La situation se dégrade à Liège dans les négociations entre les syndicats et la direction d'ArcelorMittal autour des conditions sociales de la fermeture de la phase à chaud décidée il y a un an et entraînant la perte de 581 emplois. Vendredi passé, la direction, excédée de voir la procédure Renault (celle-ci fixe les conditions de départ des travailleurs) s'enliser, avait lancé un ultimatum aux syndicats. Ce lundi, en l'absence d'accord, comme elle l'avait annoncé dans son ultimatum, elle a décidé de retirer son plan industriel, qui prévoyait l'investissement de 138 millions d'euros dans les lignes à froid. Elle retire aussi certaines commandes, qui étaient prévues à Liège.
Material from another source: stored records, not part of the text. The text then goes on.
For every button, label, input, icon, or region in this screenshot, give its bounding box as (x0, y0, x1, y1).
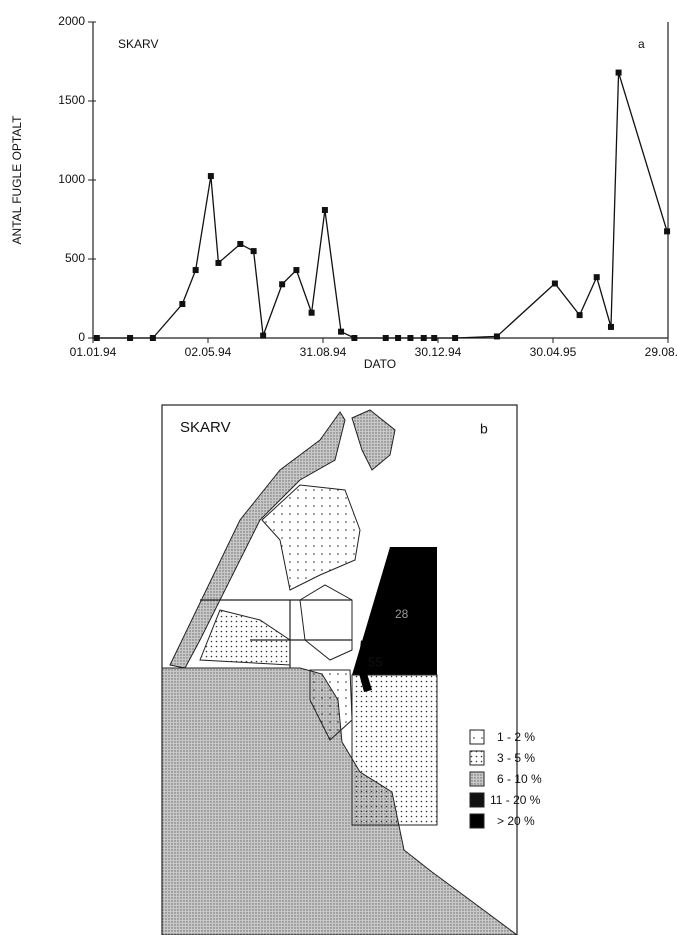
marker (215, 259, 222, 266)
map: SKARV b 28 55 1 - 2 % 3 - 5 % 6 - 10 % 1… (161, 404, 542, 935)
marker (431, 335, 438, 341)
zone (199, 609, 291, 666)
map-label: 55 (368, 654, 382, 669)
marker (279, 281, 286, 288)
zone (309, 669, 353, 741)
marker (576, 312, 583, 319)
marker (420, 335, 427, 341)
marker (237, 240, 244, 247)
legend-label: 6 - 10 % (497, 772, 542, 786)
marker (493, 333, 500, 340)
legend-label: > 20 % (497, 814, 535, 828)
panel-label: b (480, 421, 488, 437)
annotation: a (638, 37, 645, 51)
marker (93, 335, 100, 341)
marker (664, 228, 671, 235)
marker (308, 309, 315, 316)
x-tick-label: 30.12.94 (415, 345, 462, 359)
marker (351, 335, 358, 341)
y-tick-label: 1500 (58, 93, 85, 107)
y-axis-label: ANTAL FUGLE OPTALT (10, 115, 24, 245)
dune-strip (169, 411, 346, 669)
marker (127, 335, 134, 341)
map-label: 28 (395, 607, 409, 621)
marker (593, 274, 600, 281)
marker (607, 323, 614, 330)
marker (149, 335, 156, 341)
marker (260, 332, 267, 339)
marker (382, 335, 389, 341)
marker (192, 267, 199, 274)
x-tick-label: 29.08.95 (645, 345, 678, 359)
line (96, 72, 668, 339)
marker (551, 280, 558, 287)
annotation: SKARV (118, 37, 158, 51)
marker (395, 335, 402, 341)
y-tick-label: 500 (65, 251, 85, 265)
zone (351, 674, 438, 826)
marker (338, 328, 345, 335)
marker (179, 301, 186, 308)
island (351, 409, 396, 471)
marker (250, 248, 257, 255)
y-tick-label: 0 (78, 330, 85, 344)
marker (615, 69, 622, 76)
zone (261, 484, 361, 591)
marker (293, 267, 300, 274)
y-tick-label: 1000 (58, 172, 85, 186)
marker (321, 207, 328, 214)
marker (452, 335, 459, 341)
map-title: SKARV (180, 419, 231, 436)
legend-label: 11 - 20 % (490, 793, 541, 807)
marker (207, 173, 214, 180)
legend-label: 3 - 5 % (497, 751, 535, 765)
axes (92, 22, 669, 339)
x-tick-label: 31.08.94 (300, 345, 347, 359)
zone-55 (358, 640, 372, 692)
y-tick-label: 2000 (58, 14, 85, 28)
x-tick-label: 30.04.95 (530, 345, 577, 359)
zone-28 (352, 547, 437, 675)
x-tick-label: 01.01.94 (70, 345, 117, 359)
x-axis-label: DATO (364, 357, 396, 371)
marker (407, 335, 414, 341)
legend-label: 1 - 2 % (497, 730, 535, 744)
x-tick-label: 02.05.94 (185, 345, 232, 359)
"Malgré tous les efforts développés jusqu'à ce dimanche soir, un accord unanime n'a pas été trouvé sur la finalisation de la procédure Renault pour fin octobre", écrit-elle dans un communiqué diffusé en interne. "En conséquence et comme annoncé, le plan industriel mis sur la table par ArcelorMittal, soutenu par un plan d'investissements de 138 millions d'euros, a été retiré par le groupe ce lundi matin. La prise de commande pour les produits du fer-blanc a également été arrêtée."

La direction dit regretter cette décision, assurant avoir mis "toute son énergie pour tenter d'arriver à un accord permettant de consolider les outils restant dans la sidérurgie liégeoise, représentant plus de 2.000 emplois."

 

Menaces "scandaleuses", direction "incompétente", agenda caché?
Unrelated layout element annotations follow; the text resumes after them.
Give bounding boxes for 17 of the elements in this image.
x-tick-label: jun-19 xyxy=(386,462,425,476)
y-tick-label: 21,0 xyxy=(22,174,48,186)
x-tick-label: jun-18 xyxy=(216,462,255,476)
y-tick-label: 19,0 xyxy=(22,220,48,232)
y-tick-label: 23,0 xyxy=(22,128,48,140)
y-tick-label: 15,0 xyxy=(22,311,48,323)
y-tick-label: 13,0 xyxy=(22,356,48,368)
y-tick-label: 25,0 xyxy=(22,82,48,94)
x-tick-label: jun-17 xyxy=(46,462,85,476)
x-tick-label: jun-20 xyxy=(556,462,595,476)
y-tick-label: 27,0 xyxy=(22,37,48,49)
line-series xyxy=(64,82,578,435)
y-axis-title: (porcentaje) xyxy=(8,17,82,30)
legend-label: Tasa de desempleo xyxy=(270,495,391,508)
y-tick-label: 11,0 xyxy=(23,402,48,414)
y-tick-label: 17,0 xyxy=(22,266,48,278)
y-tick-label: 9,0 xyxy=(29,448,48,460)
"Ces menaces sont scandaleuses et inacceptables! ", martèle de son côté David Camerini, président de la délégation CSC chez ArcelorMittal. "Nous discutons de manière informelle avec la direction depuis jeudi. Elle nous demande de nous mettre d'accord sur un document que le siège de Luxembourg lui impose pour pouvoir entamer les négociations. On nous demande de trouver un accord avant de négocier, c'est du jamais vu! D'autant que les enjeux sont colossaux", ajoute-t-il.

"Il s'agit d'une décision unilatérale et extrêmement brutale d'une direction arrogante, incompétente et totalement à la botte de Mittal", dénonce pour sa part la FGTB. "Le principal obstacle des négociations était la date de la fin des discussions sur le plan social et le volet industriel. La direction, en désaccord avec les quatre organisations syndicales, a donc choisi la manière forte. Pour la FGTB Métal, cette rupture unilatérale est le début de la mise en œuvre d'un plan caché au sein du groupe Mittal: la fermeture, à terme, de toutes les lignes du bassin, chaud et froid confondus."

Des assemblées générales sont organisées ce lundi pour expliquer la situation aux travailleurs.

 

La mort totale de la sidérurgie dans le bassin liégeois?

Que risque Liège et sa région? Si ArcelorMittal retire finalement ses billes de toutes ses entreprises constituant la phase à froid du bassin sidérurgique liégeois, il peut se passer deux choses. Soit l'entreprise accepte de revendre les outils du froid, extrêmement compétitifs car fournissant des produits à très haute valeur ajoutée, et ce qui reste de la sidérurgie liégeoise et ses travailleurs survivront certainement car des repreneurs devraient logiquement se présenter. Soit ArcelorMittal applique la même recette que pour la phase à chaud: laisser pourrir les outils à l'arrêt sans les revendre, dans le but de ne pas se retrouver avec un nouveau concurrent sur un marché ultra-compétitif.